Le pape François est rentré de sa visite à Lesbos avec douze réfugiés musulmans. Un geste humanitaire qui a donné de l’espoir aux milliers d'individus qui continuent de se masser aux portes de l’Europe. Pour autant, l’agence européenne de surveillance des frontières (Frontex) a commencé, en application de l’accord passé en mars entre l’UE et Ankara, à renvoyer vers la Turquie les déboutés du droit d’asile.

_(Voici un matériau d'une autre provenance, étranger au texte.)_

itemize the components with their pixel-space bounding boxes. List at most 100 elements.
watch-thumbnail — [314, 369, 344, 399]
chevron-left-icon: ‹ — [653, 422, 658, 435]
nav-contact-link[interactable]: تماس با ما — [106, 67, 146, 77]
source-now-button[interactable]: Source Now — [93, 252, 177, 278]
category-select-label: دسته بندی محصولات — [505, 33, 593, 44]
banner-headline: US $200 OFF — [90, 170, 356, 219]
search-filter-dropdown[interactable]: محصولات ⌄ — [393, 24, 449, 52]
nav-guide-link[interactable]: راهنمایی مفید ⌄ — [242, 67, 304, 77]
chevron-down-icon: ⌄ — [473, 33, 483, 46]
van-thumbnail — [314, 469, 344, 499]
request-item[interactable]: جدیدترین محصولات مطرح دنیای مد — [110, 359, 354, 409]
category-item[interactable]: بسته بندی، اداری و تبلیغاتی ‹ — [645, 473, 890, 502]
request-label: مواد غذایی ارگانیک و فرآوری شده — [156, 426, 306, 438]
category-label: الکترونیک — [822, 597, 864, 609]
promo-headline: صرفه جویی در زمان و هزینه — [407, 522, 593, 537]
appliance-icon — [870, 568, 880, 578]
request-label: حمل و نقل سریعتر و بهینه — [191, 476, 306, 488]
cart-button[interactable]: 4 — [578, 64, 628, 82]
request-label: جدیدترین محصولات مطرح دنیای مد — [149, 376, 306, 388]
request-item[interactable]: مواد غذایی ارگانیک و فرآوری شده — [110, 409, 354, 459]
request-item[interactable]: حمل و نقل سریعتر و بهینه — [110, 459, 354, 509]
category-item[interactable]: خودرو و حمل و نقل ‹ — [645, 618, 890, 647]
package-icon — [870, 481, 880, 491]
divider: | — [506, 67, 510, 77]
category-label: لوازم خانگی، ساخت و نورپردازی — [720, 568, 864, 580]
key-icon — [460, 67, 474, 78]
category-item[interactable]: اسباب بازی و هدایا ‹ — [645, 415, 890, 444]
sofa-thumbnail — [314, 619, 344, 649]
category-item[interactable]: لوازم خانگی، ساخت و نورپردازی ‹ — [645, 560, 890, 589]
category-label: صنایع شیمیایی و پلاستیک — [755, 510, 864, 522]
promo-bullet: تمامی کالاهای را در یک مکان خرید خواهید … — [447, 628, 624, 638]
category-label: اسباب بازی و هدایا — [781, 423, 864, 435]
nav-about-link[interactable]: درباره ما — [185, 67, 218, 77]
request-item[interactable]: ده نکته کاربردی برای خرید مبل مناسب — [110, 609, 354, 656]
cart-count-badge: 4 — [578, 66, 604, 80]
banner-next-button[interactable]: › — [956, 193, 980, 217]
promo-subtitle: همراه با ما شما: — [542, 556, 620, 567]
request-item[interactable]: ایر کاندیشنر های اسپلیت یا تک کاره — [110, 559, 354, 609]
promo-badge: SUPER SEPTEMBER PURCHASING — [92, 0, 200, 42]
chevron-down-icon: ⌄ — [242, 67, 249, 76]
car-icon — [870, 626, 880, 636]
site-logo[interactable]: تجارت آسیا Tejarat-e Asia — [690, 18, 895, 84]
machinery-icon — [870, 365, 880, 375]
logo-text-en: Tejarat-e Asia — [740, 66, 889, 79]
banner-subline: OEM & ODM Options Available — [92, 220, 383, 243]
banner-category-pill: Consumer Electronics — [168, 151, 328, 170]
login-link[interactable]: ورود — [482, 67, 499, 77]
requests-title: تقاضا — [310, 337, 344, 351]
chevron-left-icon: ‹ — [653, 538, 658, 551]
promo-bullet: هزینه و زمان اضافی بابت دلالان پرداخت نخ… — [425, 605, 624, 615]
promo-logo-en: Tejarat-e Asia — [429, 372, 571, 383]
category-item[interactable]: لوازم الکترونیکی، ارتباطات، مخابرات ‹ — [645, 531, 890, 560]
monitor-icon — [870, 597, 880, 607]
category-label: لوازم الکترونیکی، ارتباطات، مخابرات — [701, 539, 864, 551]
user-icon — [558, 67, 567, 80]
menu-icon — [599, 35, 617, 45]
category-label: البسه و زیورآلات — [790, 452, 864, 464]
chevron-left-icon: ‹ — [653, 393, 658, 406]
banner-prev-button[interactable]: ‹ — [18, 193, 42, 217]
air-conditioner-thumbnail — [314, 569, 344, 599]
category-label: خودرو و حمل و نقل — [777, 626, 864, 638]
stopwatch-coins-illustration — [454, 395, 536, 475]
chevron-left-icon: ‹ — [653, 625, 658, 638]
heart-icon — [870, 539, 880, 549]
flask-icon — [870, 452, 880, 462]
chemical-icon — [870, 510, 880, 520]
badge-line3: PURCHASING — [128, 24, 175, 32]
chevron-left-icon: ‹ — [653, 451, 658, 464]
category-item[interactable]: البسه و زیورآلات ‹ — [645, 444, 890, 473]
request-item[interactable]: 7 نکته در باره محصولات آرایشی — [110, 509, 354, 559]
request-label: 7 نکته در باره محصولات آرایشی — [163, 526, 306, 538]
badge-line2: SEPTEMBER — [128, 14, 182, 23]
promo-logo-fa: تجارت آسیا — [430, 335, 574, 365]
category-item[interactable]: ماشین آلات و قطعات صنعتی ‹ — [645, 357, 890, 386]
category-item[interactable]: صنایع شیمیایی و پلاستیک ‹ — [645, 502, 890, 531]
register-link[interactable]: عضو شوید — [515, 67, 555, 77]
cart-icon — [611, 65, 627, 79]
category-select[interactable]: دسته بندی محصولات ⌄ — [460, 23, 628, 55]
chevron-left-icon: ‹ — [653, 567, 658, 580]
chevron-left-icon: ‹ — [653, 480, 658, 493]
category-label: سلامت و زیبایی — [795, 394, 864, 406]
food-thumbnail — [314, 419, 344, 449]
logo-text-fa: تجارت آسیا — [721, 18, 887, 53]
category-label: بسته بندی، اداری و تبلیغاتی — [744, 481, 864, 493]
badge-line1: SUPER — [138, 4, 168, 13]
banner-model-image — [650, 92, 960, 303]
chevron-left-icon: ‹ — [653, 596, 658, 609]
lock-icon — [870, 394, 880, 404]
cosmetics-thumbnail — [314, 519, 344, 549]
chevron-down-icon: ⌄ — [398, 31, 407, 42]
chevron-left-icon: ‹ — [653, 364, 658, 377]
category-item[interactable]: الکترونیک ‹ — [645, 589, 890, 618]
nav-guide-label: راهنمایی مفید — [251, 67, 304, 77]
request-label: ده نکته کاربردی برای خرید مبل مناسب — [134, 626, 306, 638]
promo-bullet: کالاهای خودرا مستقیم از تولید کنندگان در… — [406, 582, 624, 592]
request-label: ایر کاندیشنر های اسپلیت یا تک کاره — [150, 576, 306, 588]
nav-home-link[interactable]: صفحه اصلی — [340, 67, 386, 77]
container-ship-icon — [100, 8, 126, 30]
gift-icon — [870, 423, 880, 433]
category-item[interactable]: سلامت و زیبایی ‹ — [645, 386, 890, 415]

La Grèce bientôt transformée en camp. "Dans toute la Grèce, on enregistre entre 50.000 et 70.000 migrants", rappelle Fabrice Leggeri, directeur de Frontex. "À ce rythme, la Grèce pourrait ressembler à un gigantesque Calais", juge-t-il au micro de la Matinale d’Europe 1. "On peut estimer qu’il y a entre 600.000 et 700.000 migrants qui sont en attente à la périphérie de l’Europe du bon moment pour entre dans l’UE".

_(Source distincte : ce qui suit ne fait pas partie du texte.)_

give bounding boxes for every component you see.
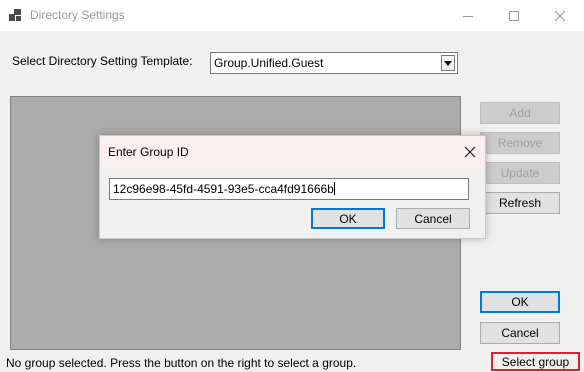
group-id-input-value: 12c96e98-45fd-4591-93e5-cca4fd91666b (113, 182, 334, 196)
dialog-title-bar[interactable]: Enter Group ID (100, 136, 485, 167)
minimize-icon (463, 15, 473, 17)
text-caret (333, 182, 335, 195)
status-text: No group selected. Press the button on t… (6, 356, 357, 370)
maximize-icon (509, 10, 519, 21)
enter-group-id-dialog: Enter Group ID 12c96e98-45fd-4591-93e5-c… (99, 135, 486, 239)
close-button[interactable] (537, 0, 583, 31)
template-combobox[interactable]: Group.Unified.Guest (210, 52, 458, 74)
remove-button[interactable]: Remove (480, 132, 560, 154)
dialog-close-button[interactable] (461, 143, 479, 161)
window-title: Directory Settings (30, 8, 125, 22)
template-label: Select Directory Setting Template: (12, 54, 193, 68)
update-button[interactable]: Update (480, 162, 560, 184)
add-button[interactable]: Add (480, 102, 560, 124)
template-selected-value: Group.Unified.Guest (214, 56, 324, 70)
group-id-input[interactable]: 12c96e98-45fd-4591-93e5-cca4fd91666b (109, 178, 469, 200)
cancel-button[interactable]: Cancel (480, 322, 560, 344)
dialog-title: Enter Group ID (108, 145, 189, 159)
minimize-button[interactable] (445, 0, 491, 31)
maximize-button[interactable] (491, 0, 537, 31)
ok-button[interactable]: OK (480, 291, 560, 313)
dialog-cancel-button[interactable]: Cancel (396, 208, 470, 229)
directory-settings-window: Directory Settings Select Directory Sett… (0, 0, 584, 372)
close-icon (464, 146, 476, 158)
close-icon (555, 10, 565, 21)
title-bar[interactable]: Directory Settings (0, 0, 584, 31)
dialog-ok-button[interactable]: OK (311, 208, 385, 229)
app-window-icon (9, 9, 21, 21)
select-group-button[interactable]: Select group (491, 352, 580, 371)
dropdown-arrow-icon[interactable] (441, 55, 455, 71)
refresh-button[interactable]: Refresh (480, 192, 560, 214)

De nouveaux flux. Frontex dispose de trois ferries pour renvoyer de Grèce vers la Turquie les migrants dont la demande d’asile a été refusée, en application de l’accord conclu entre l’UE et la Turquie. À ce jour l'agence a effectué 325 renvois, selon le chiffre du responsable. "Depuis un mois, on a assisté à une diminution par deux du nombre d’étrangers qui ont franchi la frontière. Avec l’arrivée du printemps et de l’été, il y a un risque d’augmentation des flux", note le responsable. "On peut penser que l’accord entre la Turquie et l’Union européenne a fait diminuer les flux dans la Méditerranée de l’est, mais maintenant, ce que l’on observe, c’est une augmentation de 80% des arrivées de migrants clandestins de la Lybie vers l’Italie." De ce côté, il évalue "entre 300.000 et 500.000" le nombre de migrants prêts à franchir la Méditerranée pour le sud de l'Europe.

Davantage de contrôles. "La mission de Frontex n’est pas de fermer la frontière de l’Europe mais de la rendre crédible pour détecter les entrées irrégulières", rappelle Fabrice Leggeri. "L’UE, dès novembre 2015, juste après les attentats de Paris, a décidé de renforcer les vérifications de sécurité", souligne-t-il. "Dans ce cadre Frontex aide la Grèce, avec Europole, à faire des vérifications de sécurité sur chacun des migrants pour s'assurer qu'il n'y a pas de personnes qui seraient connues pour être potentiellement terroristes et qui voudraient se mêler à ce flux de migrants."